WK10 – Nose dive in blurry directions (Pre-alpha Build)

Summary

Goal: Playtest the first build of the full experience.

Challenge: Prototyped without having a finished design direction.

Did we fulfill this week’s goals: Yes!

Process

Goals for this first builds playtest:

  1. Usability of our drawing activities on the iPad.
  2. Overall experience: Drawing prompts, phone calls mechanics, artist’s stance.

Zoe made a physical wireframe for us. Having physical material to quickly look and point at enabled our workflow to be super effective! Saumya also put together several drawing interfaces. We used the “Statue of Liberty” for this playtest. 

Playtesting

Dave and Brenda gave us great feedback. [Links to videos]
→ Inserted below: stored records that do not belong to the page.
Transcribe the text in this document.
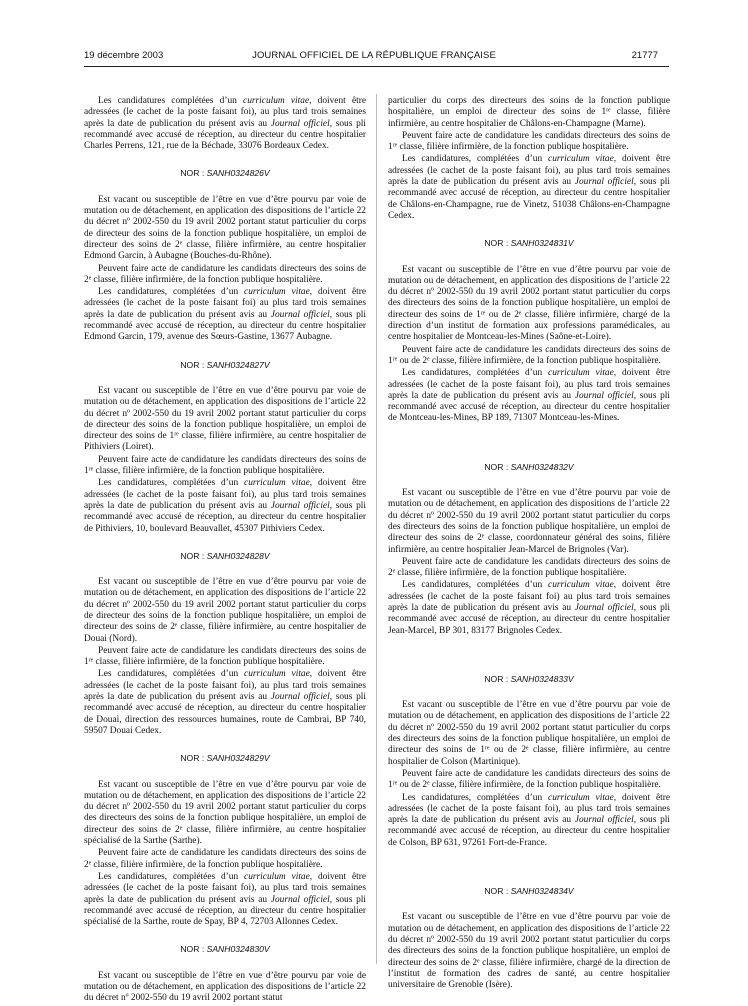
19 décembre 2003	JOURNAL OFFICIEL DE LA RÉPUBLIQUE FRANÇAISE	21777

Les candidatures complétées d’un curriculum vitae, doivent être adressées (le cachet de la poste faisant foi), au plus tard trois semaines après la date de publication du présent avis au Journal officiel, sous pli recommandé avec accusé de réception, au directeur du centre hospitalier Charles Perrens, 121, rue de la Béchade, 33076 Bordeaux Cedex.

NOR : SANH0324826V

Est vacant ou susceptible de l’être en vue d’être pourvu par voie de mutation ou de détachement, en application des dispositions de l’article 22 du décret nº 2002-550 du 19 avril 2002 portant statut particulier du corps de directeur des soins de la fonction publique hospitalière, un emploi de directeur des soins de 2ᵉ classe, filière infirmière, au centre hospitalier Edmond Garcin, à Aubagne (Bouches-du-Rhône).

Peuvent faire acte de candidature les candidats directeurs des soins de 2ᵉ classe, filière infirmière, de la fonction publique hospitalière.

Les candidatures, complétées d’un curriculum vitae, doivent être adressées (le cachet de la poste faisant foi) au plus tard trois semaines après la date de publication du présent avis au Journal officiel, sous pli recommandé avec accusé de réception, au directeur du centre hospitalier Edmond Garcin, 179, avenue des Sœurs-Gastine, 13677 Aubagne.

NOR : SANH0324827V

Est vacant ou susceptible de l’être en vue d’être pourvu par voie de mutation ou de détachement, en application des dispositions de l’article 22 du décret nº 2002-550 du 19 avril 2002 portant statut particulier du corps de directeur des soins de la fonction publique hospitalière, un emploi de directeur des soins de 1ʳᵉ classe, filière infirmière, au centre hospitalier de Pithiviers (Loiret).

Peuvent faire acte de candidature les candidats directeurs des soins de 1ʳᵉ classe, filière infirmière, de la fonction publique hospitalière.

Les candidatures, complétées d’un curriculum vitae, doivent être adressées (le cachet de la poste faisant foi), au plus tard trois semaines après la date de publication du présent avis au Journal officiel, sous pli recommandé avec accusé de réception, au directeur du centre hospitalier de Pithiviers, 10, boulevard Beauvallet, 45307 Pithiviers Cedex.

NOR : SANH0324828V

Est vacant ou susceptible de l’être en vue d’être pourvu par voie de mutation ou de détachement, en application des dispositions de l’article 22 du décret nº 2002-550 du 19 avril 2002 portant statut particulier du corps de directeur des soins de la fonction publique hospitalière, un emploi de directeur des soins de 2ᵉ classe, filière infirmière, au centre hospitalier de Douai (Nord).

Peuvent faire acte de candidature les candidats directeurs des soins de 1ʳᵉ classe, filière infirmière, de la fonction publique hospitalière.

Les candidatures, complétées d’un curriculum vitae, doivent être adressées (le cachet de la poste faisant foi), au plus tard trois semaines après la date de publication du présent avis au Journal officiel, sous pli recommandé avec accusé de réception, au directeur du centre hospitalier de Douai, direction des ressources humaines, route de Cambrai, BP 740, 59507 Douai Cedex.

NOR : SANH0324829V

Est vacant ou susceptible de l’être en vue d’être pourvu par voie de mutation ou de détachement, en application des dispositions de l’article 22 du décret nº 2002-550 du 19 avril 2002 portant statut particulier du corps des directeurs des soins de la fonction publique hospitalière, un emploi de directeur des soins de 2ᵉ classe, filière infirmière, au centre hospitalier spécialisé de la Sarthe (Sarthe).

Peuvent faire acte de candidature les candidats directeurs des soins de 2ᵉ classe, filière infirmière, de la fonction publique hospitalière.

Les candidatures, complétées d’un curriculum vitae, doivent être adressées (le cachet de la poste faisant foi), au plus tard trois semaines après la date de publication du présent avis au Journal officiel, sous pli recommandé avec accusé de réception, au directeur du centre hospitalier spécialisé de la Sarthe, route de Spay, BP 4, 72703 Allonnes Cedex.

NOR : SANH0324830V

Est vacant ou susceptible de l’être en vue d’être pourvu par voie de mutation ou de détachement, en application des dispositions de l’article 22 du décret nº 2002-550 du 19 avril 2002 portant statut

particulier du corps des directeurs des soins de la fonction publique hospitalière, un emploi de directeur des soins de 1ʳᵉ classe, filière infirmière, au centre hospitalier de Châlons-en-Champagne (Marne).

Peuvent faire acte de candidature les candidats directeurs des soins de 1ʳᵉ classe, filière infirmière, de la fonction publique hospitalière.

Les candidatures, complétées d’un curriculum vitae, doivent être adressées (le cachet de la poste faisant foi), au plus tard trois semaines après la date de publication du présent avis au Journal officiel, sous pli recommandé avec accusé de réception, au directeur du centre hospitalier de Châlons-en-Champagne, rue de Vinetz, 51038 Châlons-en-Champagne Cedex.

NOR : SANH0324831V

Est vacant ou susceptible de l’être en vue d’être pourvu par voie de mutation ou de détachement, en application des dispositions de l’article 22 du décret nº 2002-550 du 19 avril 2002 portant statut particulier du corps des directeurs des soins de la fonction publique hospitalière, un emploi de directeur des soins de 1ʳᵉ ou de 2ᵉ classe, filière infirmière, chargé de la direction d’un institut de formation aux professions paramédicales, au centre hospitalier de Montceau-les-Mines (Saône-et-Loire).

Peuvent faire acte de candidature les candidats directeurs des soins de 1ʳᵉ ou de 2ᵉ classe, filière infirmière, de la fonction publique hospitalière.

Les candidatures, complétées d’un curriculum vitae, doivent être adressées (le cachet de la poste faisant foi), au plus tard trois semaines après la date de publication du présent avis au Journal officiel, sous pli recommandé avec accusé de réception, au directeur du centre hospitalier de Montceau-les-Mines, BP 189, 71307 Montceau-les-Mines.

NOR : SANH0324832V

Est vacant ou susceptible de l’être en vue d’être pourvu par voie de mutation ou de détachement, en application des dispositions de l’article 22 du décret nº 2002-550 du 19 avril 2002 portant statut particulier du corps des directeurs des soins de la fonction publique hospitalière, un emploi de directeur des soins de 2ᵉ classe, coordonnateur général des soins, filière infirmière, au centre hospitalier Jean-Marcel de Brignoles (Var).

Peuvent faire acte de candidature les candidats directeurs des soins de 2ᵉ classe, filière infirmière, de la fonction publique hospitalière.

Les candidatures, complétées d’un curriculum vitae, doivent être adressées (le cachet de la poste faisant foi) au plus tard trois semaines après la date de publication du présent avis au Journal officiel, sous pli recommandé avec accusé de réception, au directeur du centre hospitalier Jean-Marcel, BP 301, 83177 Brignoles Cedex.

NOR : SANH0324833V

Est vacant ou susceptible de l’être en vue d’être pourvu par voie de mutation ou de détachement, en application des dispositions de l’article 22 du décret nº 2002-550 du 19 avril 2002 portant statut particulier du corps des directeurs des soins de la fonction publique hospitalière, un emploi de directeur des soins de 1ʳᵉ ou de 2ᵉ classe, filière infirmière, au centre hospitalier de Colson (Martinique).

Peuvent faire acte de candidature les candidats directeurs des soins de 1ʳᵉ ou de 2ᵉ classe, filière infirmière, de la fonction publique hospitalière.

Les candidatures, complétées d’un curriculum vitae, doivent être adressées (le cachet de la poste faisant foi), au plus tard trois semaines après la date de publication du présent avis au Journal officiel, sous pli recommandé avec accusé de réception, au directeur du centre hospitalier de Colson, BP 631, 97261 Fort-de-France.

NOR : SANH0324834V

Est vacant ou susceptible de l’être en vue d’être pourvu par voie de mutation ou de détachement, en application des dispositions de l’article 22 du décret nº 2002-550 du 19 avril 2002 portant statut particulier du corps des directeurs des soins de la fonction publique hospitalière, un emploi de directeur des soins de 2ᵉ classe, filière infirmière, chargé de la direction de l’institut de formation des cadres de santé, au centre hospitalier universitaire de Grenoble (Isère).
  1. The artist’s phone calls created a great sense of urgency.
  2. The artist sounded apologetic.
  3. Do guerrilla artists care about gatekeepers?
  4. Drawing mechanics felt good and engaging.
  5. Drawing prompts “Draw what freedom means to you” and “Draw what freedom in America means to you” required too much thinking from the audience – Audience needed a “permission” to know what one can discuss.
  6. Censorship mechanics was cool but relied heavily on the audience drawing something controversial.
  7. Hard to control player-generated content.
  8. What if we provide context for the drawing activity, such as putting the drawing up in a school, or a prison, would that help the audience censor others’ drawings?
  9. Most importantly, what is the artist’s stance on freedom?
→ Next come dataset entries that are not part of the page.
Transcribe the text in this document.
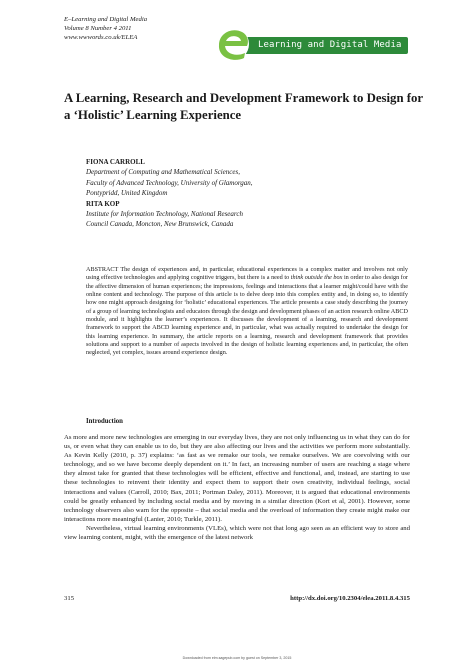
E–Learning and Digital Media
Volume 8 Number 4 2011
www.wwwords.co.uk/ELEA
Learning and Digital Media
A Learning, Research and Development Framework to Design for a ‘Holistic’ Learning Experience
FIONA CARROLL
Department of Computing and Mathematical Sciences,
Faculty of Advanced Technology, University of Glamorgan,
Pontypridd, United Kingdom
RITA KOP
Institute for Information Technology, National Research
Council Canada, Moncton, New Brunswick, Canada
ABSTRACT The design of experiences and, in particular, educational experiences is a complex matter and involves not only using effective technologies and applying cognitive triggers, but there is a need to think outside the box in order to also design for the affective dimension of human experiences; the impressions, feelings and interactions that a learner might/could have with the online content and technology. The purpose of this article is to delve deep into this complex entity and, in doing so, to identify how one might approach designing for ‘holistic’ educational experiences. The article presents a case study describing the journey of a group of learning technologists and educators through the design and development phases of an action research online ABCD module, and it highlights the learner’s experiences. It discusses the development of a learning, research and development framework to support the ABCD learning experience and, in particular, what was actually required to undertake the design for this learning experience. In summary, the article reports on a learning, research and development framework that provides solutions and support to a number of aspects involved in the design of holistic learning experiences and, in particular, the often neglected, yet complex, issues around experience design.
Introduction

As more and more new technologies are emerging in our everyday lives, they are not only influencing us in what they can do for us, or even what they can enable us to do, but they are also affecting our lives and the activities we perform more substantially. As Kevin Kelly (2010, p. 37) explains: ‘as fast as we remake our tools, we remake ourselves. We are coevolving with our technology, and so we have become deeply dependent on it.’ In fact, an increasing number of users are reaching a stage where they almost take for granted that these technologies will be efficient, effective and functional, and, instead, are starting to use these technologies to reinvent their identity and expect them to support their own creativity, individual feelings, social interactions and values (Carroll, 2010; Bax, 2011; Portman Daley, 2011). Moreover, it is argued that educational environments could be greatly enhanced by including social media and by moving in a similar direction (Kort et al, 2001). However, some technology observers also warn for the opposite – that social media and the overload of information they create might make our interactions more meaningful (Lanier, 2010; Turkle, 2011).

Nevertheless, virtual learning environments (VLEs), which were not that long ago seen as an efficient way to store and view learning content, might, with the emergence of the latest network

315	http://dx.doi.org/10.2304/elea.2011.8.4.315
Downloaded from elm.sagepub.com by guest on September 3, 2015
We knew this last piece was the biggest problem! We had spent the past 2 weeks not being able to create the artist’s statement. Because of our diverse background, we struggled to arrive at a statement that would resonate with all of us despite finding inspirations from Ai Wei Wei, Marina Abramovic, JR, and Banksy.

Reaching out to experts

I reached out to Raul, ForFreedoms, Jon Rubin, Alisha Wormsley, Sabrina Culyba Jessica Hammer, and the Guerrilla Girls in hope that they could shine lights on the things we had not yet known. On other hand, Games For Change and ForFreedoms were not sure what kinds of artists we were looking for. 

Losing hope

Boyi attempted another iteration on the “freedom” prompt. Our team ran into a conflict around the concept of “gatekeepers.” Half of us decided to steer away from the “gatekeepers” and the other half thought it was important to let the guests experience being gate-kept. We all felt that there was still a big missing piece, and we felt incompetent for not being able to figure it out! We almost pivoted our direction to “Art is a process” once again out of frustration.

Finding motivation

I reflected on our progress, wondering when it started to become so difficult! I realized that our team without the fictional character (a guerrilla artist) was like a ship without a steering wheel. Here’s why:

  1. The meaning of being a guerrilla artist was strong and cool.
  2. The puns “guerrilla” and “gorilla” and other associated pop-culture icons like bananas worked with our humor as a team.

I discussed with Kevin about the problem. We decided to take a break in the weekend and think more about it.